Occasionally, I clean off my desk. It has to be done at some point but at the same time, everything still “there” means something – even three months later. 

When I jotted the note down on whatever was blank, it seemed important. The note might become a story. Or a column. These notes, however, didn’t make the cut for some reason.

Here’s one. It’s written on the back of a Shell Gas Card receipt: “pedestrian button.”

This refers to my habit of walking to Local Goods for coffee and having to confront the pedestrian button at the intersection. I don’t need to name the streets. If you don’t know this button, you either don’t walk downtown Elgin or you are an out-state-subscriber. 

It’s easy to understand people by the way they react to the button. There’s people, like me, who still believe the button stops everything else and allows us to proceed. 

A second group is comprised of people who don’t push the button at all. Instead, they time the traffic and score high on food service trucks. 

There’s a third group. They wait. It makes me wonder if they know something I don’t? Are the rest of us breaking the law? There has to be a reason they wait for that long. One man I see most mornings will wait the duration. If the government banned cars, he would still wait. The only motivation I can see for his patience is that he is on Pedestrian Button Probation. 

There’s no button on either side of the railroad tracks between Depot and Central. They use something bigger and louder. It’s highly effective. If something like a railroad crossing was across the street from Local Goods, I’d probably respect it.

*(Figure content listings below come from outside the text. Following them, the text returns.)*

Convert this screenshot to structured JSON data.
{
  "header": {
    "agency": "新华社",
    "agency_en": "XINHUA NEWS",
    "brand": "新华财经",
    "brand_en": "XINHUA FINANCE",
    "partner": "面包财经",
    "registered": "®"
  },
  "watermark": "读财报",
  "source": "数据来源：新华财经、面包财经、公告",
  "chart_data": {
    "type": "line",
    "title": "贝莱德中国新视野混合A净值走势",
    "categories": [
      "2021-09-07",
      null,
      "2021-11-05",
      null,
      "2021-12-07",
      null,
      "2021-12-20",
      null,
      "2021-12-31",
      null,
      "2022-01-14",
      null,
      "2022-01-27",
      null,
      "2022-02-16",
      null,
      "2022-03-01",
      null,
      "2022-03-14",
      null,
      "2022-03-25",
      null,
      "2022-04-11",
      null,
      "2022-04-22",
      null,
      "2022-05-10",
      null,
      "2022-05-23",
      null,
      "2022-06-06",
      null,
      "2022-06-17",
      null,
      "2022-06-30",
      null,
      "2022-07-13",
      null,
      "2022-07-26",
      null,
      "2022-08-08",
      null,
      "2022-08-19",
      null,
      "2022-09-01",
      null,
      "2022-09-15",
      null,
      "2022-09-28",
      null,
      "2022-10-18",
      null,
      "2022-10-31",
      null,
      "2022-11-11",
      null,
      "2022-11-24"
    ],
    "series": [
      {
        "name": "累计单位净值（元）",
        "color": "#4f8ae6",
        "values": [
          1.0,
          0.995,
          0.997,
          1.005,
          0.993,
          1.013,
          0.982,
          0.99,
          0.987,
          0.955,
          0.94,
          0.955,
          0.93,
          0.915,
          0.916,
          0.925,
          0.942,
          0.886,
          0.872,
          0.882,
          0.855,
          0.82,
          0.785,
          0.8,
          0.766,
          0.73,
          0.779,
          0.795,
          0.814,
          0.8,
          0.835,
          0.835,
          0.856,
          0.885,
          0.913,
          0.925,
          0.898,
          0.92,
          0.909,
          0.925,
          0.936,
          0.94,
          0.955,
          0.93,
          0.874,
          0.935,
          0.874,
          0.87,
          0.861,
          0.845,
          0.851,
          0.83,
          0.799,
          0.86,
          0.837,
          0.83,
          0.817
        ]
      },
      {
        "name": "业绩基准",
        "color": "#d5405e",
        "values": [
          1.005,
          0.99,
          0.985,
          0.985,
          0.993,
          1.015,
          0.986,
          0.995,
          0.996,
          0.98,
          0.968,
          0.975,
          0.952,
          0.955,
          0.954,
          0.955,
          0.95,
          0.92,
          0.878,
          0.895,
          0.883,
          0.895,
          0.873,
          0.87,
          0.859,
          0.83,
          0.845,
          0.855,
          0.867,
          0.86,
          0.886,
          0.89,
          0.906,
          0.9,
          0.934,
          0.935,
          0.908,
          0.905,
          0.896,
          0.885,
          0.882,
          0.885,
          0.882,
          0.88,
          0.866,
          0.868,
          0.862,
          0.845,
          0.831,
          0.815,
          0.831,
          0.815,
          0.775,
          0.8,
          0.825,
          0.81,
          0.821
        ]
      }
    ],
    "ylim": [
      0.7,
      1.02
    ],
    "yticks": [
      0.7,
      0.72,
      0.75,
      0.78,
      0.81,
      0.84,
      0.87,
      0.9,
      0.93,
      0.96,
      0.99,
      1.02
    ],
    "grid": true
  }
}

The irony is, when a train crosses Main, by the museum and the Chamber, it stops all traffic. Nothing moves. 

Last Thursday, I crossed the street between a bus and a Kenworth and thought nothing of it.

I’m saving this note, though, because I’d still like to know who sets the timing on the pedestrian button and who sends the trains.

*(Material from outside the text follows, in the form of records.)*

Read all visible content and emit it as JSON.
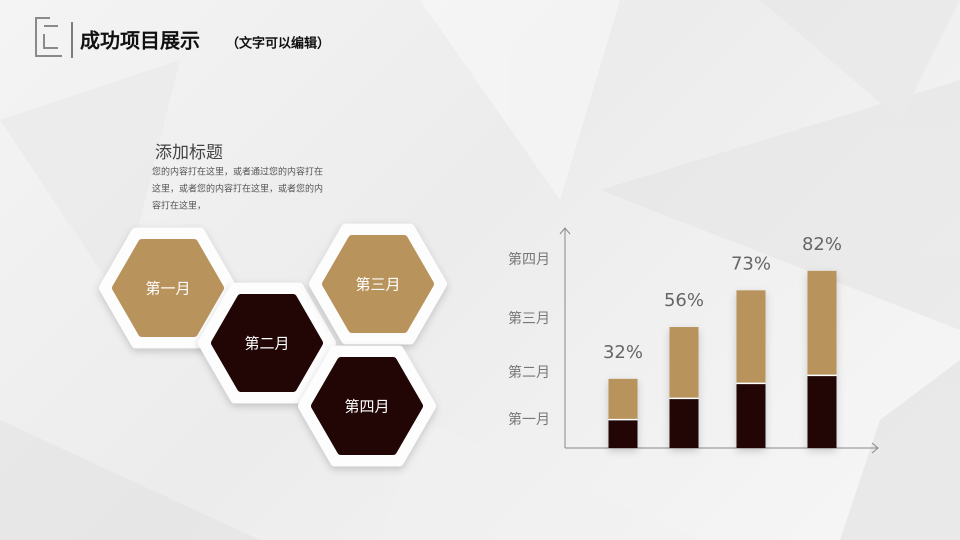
{
  "header": {
    "title": "成功项目展示",
    "subtitle": "（文字可以编辑）"
  },
  "text_block": {
    "heading": "添加标题",
    "lines": [
      "您的内容打在这里，或者通过您的内容打在",
      "这里，或者您的内容打在这里，或者您的内",
      "容打在这里，"
    ]
  },
  "hexagons": [
    {
      "label": "第一月"
    },
    {
      "label": "第二月"
    },
    {
      "label": "第三月"
    },
    {
      "label": "第四月"
    }
  ],
  "chart_data": {
    "type": "bar",
    "y_labels": [
      "第一月",
      "第二月",
      "第三月",
      "第四月"
    ],
    "values": [
      32,
      56,
      73,
      82
    ],
    "value_labels": [
      "32%",
      "56%",
      "73%",
      "82%"
    ],
    "colors": [
      "#220505",
      "#b9935c"
    ],
    "ylim": [
      0,
      100
    ]
  }
}
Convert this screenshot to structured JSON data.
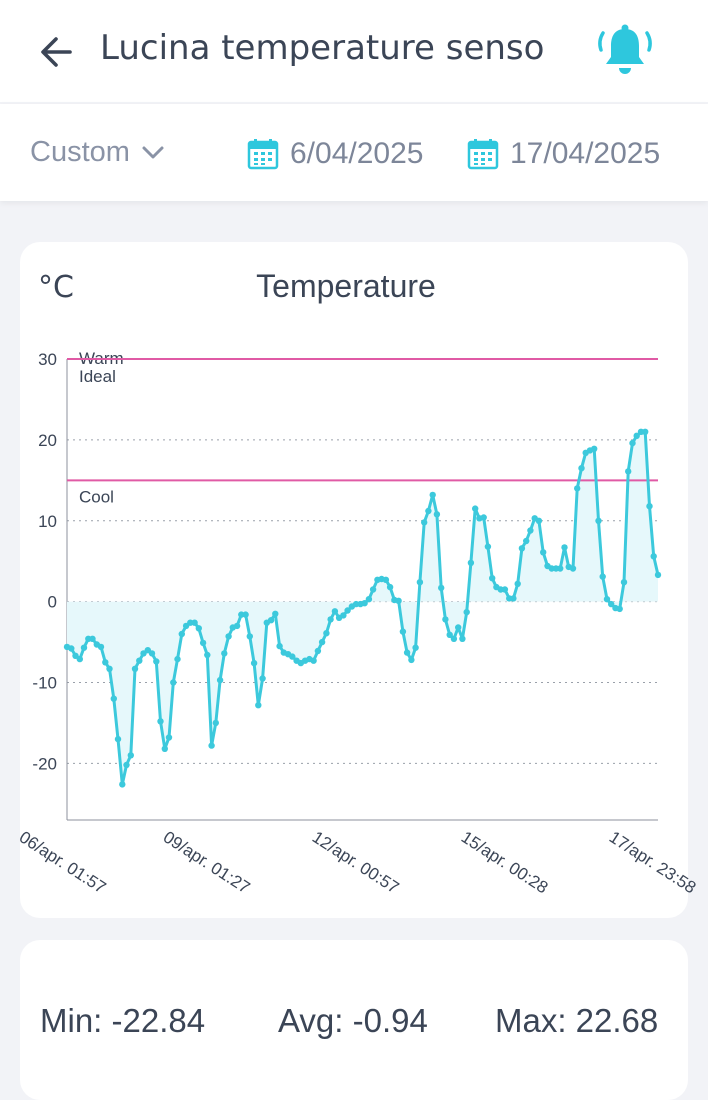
{
  "header": {
    "title": "Lucina temperature senso",
    "back_icon": "arrow-left-icon",
    "alarm_icon": "bell-ringing-icon",
    "accent_color": "#2ec7dd"
  },
  "filters": {
    "range_label": "Custom",
    "start_date": "6/04/2025",
    "end_date": "17/04/2025",
    "calendar_icon": "calendar-icon"
  },
  "chart_data": {
    "type": "area",
    "title": "Temperature",
    "unit": "°C",
    "ylim": [
      -27,
      30
    ],
    "yticks": [
      "30",
      "20",
      "10",
      "0",
      "-10",
      "-20"
    ],
    "ytick_values": [
      30,
      20,
      10,
      0,
      -10,
      -20
    ],
    "xticks": [
      "06/apr. 01:57",
      "09/apr. 01:27",
      "12/apr. 00:57",
      "15/apr. 00:28",
      "17/apr. 23:58"
    ],
    "grid": true,
    "line_color": "#3cc9dc",
    "fill_color": "#e6f8fb",
    "thresholds": [
      {
        "label": "Warm",
        "value": 30,
        "color": "#e05aa5"
      },
      {
        "label": "Ideal",
        "value": 30,
        "color": "#e05aa5"
      },
      {
        "label": "Cool",
        "value": 15,
        "color": "#e05aa5"
      }
    ],
    "series": [
      {
        "values": [
          -5.6,
          -5.8,
          -6.7,
          -7.1,
          -5.7,
          -4.6,
          -4.6,
          -5.3,
          -5.6,
          -7.5,
          -8.3,
          -12,
          -17,
          -22.6,
          -20.2,
          -19,
          -8.3,
          -7.3,
          -6.4,
          -6,
          -6.4,
          -7.4,
          -14.8,
          -18.2,
          -16.8,
          -10,
          -7.1,
          -4,
          -3,
          -2.6,
          -2.6,
          -3.3,
          -5.1,
          -6.6,
          -17.8,
          -15,
          -9.7,
          -6.4,
          -4.3,
          -3.2,
          -3,
          -1.6,
          -1.6,
          -4.3,
          -7.6,
          -12.8,
          -9.5,
          -2.6,
          -2.3,
          -1.5,
          -5.5,
          -6.3,
          -6.5,
          -6.8,
          -7.3,
          -7.6,
          -7.3,
          -7.1,
          -7.3,
          -6.1,
          -5,
          -3.9,
          -2.2,
          -1.2,
          -2,
          -1.7,
          -1.1,
          -0.6,
          -0.3,
          -0.3,
          -0.2,
          0.3,
          1.5,
          2.7,
          2.8,
          2.7,
          1.8,
          0.2,
          0.1,
          -3.7,
          -6.3,
          -7.2,
          -5.7,
          2.4,
          9.8,
          11.2,
          13.2,
          10.8,
          1.7,
          -2.2,
          -4.1,
          -4.6,
          -3.2,
          -4.6,
          -1.3,
          4.8,
          11.5,
          10.3,
          10.4,
          6.8,
          2.9,
          1.8,
          1.5,
          1.5,
          0.4,
          0.4,
          2.2,
          6.6,
          7.5,
          8.8,
          10.3,
          10,
          6.1,
          4.4,
          4.1,
          4.1,
          4.1,
          6.7,
          4.3,
          4.1,
          14,
          16.5,
          18.4,
          18.7,
          18.9,
          10,
          3.1,
          0.3,
          -0.3,
          -0.8,
          -0.9,
          2.4,
          16.1,
          19.6,
          20.5,
          21,
          21,
          11.8,
          5.6,
          3.3
        ]
      }
    ]
  },
  "stats": {
    "min_label": "Min: -22.84",
    "avg_label": "Avg: -0.94",
    "max_label": "Max: 22.68"
  }
}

The second note I noticed was on the inside of a matchbook. It read, “Elgin IL.”  There is a reason this note exists. Everyone at the newspaper has taken a call from someone who lives, or once lived, in Elgin, IL. 

Usually, at least on the calls I take, it’s one of two things. The person either wants information about submitting an obituary or they want to place a classified ad. It always ends the same way. We immediately recognize the accent, of course, and ask the caller if they intended upon calling Texas. We explain there’s two Elgins. They are pronounced differently because it distinguishes the two without having to think of a new town name. We are the hard “g.” 

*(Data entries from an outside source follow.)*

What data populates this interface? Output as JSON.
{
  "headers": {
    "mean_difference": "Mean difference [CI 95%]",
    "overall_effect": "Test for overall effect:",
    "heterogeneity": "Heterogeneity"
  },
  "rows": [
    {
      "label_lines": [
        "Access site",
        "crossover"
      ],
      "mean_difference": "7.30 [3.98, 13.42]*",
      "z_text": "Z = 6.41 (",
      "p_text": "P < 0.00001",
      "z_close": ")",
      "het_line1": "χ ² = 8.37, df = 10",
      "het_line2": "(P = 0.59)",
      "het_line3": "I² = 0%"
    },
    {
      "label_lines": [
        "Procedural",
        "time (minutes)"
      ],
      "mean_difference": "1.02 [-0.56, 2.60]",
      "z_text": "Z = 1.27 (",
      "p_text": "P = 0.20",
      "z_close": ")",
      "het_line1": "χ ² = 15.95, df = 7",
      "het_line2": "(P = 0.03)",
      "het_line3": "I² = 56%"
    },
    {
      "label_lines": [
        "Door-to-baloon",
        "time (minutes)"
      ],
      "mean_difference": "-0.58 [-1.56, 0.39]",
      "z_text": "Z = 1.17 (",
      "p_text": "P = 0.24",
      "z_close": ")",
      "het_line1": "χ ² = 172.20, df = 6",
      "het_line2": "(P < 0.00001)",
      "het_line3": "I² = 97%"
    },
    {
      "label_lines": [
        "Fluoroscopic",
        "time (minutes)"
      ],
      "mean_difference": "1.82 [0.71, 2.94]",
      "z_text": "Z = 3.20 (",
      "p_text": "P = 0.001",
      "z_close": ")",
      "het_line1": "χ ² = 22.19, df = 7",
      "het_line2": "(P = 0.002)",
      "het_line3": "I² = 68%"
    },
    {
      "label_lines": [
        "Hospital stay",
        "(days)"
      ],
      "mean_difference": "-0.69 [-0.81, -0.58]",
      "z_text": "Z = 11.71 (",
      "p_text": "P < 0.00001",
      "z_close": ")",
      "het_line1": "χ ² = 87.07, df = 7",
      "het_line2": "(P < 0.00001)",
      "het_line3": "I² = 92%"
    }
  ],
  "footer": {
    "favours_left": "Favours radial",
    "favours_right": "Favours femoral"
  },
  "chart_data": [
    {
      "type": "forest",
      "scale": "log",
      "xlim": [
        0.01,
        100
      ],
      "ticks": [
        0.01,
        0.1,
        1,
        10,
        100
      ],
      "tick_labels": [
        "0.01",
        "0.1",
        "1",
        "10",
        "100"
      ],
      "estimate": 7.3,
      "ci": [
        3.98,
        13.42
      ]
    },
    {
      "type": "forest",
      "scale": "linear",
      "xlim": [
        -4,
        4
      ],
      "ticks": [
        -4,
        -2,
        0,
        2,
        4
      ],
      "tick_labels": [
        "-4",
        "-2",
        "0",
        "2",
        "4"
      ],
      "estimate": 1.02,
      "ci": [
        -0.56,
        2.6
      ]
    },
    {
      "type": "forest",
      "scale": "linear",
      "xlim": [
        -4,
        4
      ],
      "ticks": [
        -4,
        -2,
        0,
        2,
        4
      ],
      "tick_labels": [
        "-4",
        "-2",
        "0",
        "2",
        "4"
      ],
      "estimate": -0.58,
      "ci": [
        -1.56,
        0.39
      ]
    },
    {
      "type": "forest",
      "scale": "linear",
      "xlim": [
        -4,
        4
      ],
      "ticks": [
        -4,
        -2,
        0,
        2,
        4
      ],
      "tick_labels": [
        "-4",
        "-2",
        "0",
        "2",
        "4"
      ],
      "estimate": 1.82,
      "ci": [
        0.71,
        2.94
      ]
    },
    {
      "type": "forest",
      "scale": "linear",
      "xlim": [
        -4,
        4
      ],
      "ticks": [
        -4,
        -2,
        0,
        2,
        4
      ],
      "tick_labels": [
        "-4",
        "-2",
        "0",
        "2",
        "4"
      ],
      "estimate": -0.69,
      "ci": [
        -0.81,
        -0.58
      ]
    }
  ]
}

I’ll save the note about Elgin because we spoke with so many people, we think of some of them as friends and know their weather. Don’t let this get outside of Texas, but people speak funny in Elgin, IL. 

I also have notes on cottonseed oil, “buildings Hurricane Harvey blew up” – “Morris” is written on the back of a business card from The Owl and all I can remember is he doesn’t work there. 

I can’t, though, throw away these notes. It’s not a great system and I suspect somebody will suggest I file everything. 

My problem with filing, however, is it’s tougher than one thinks. 

For instance, where would you put Morris?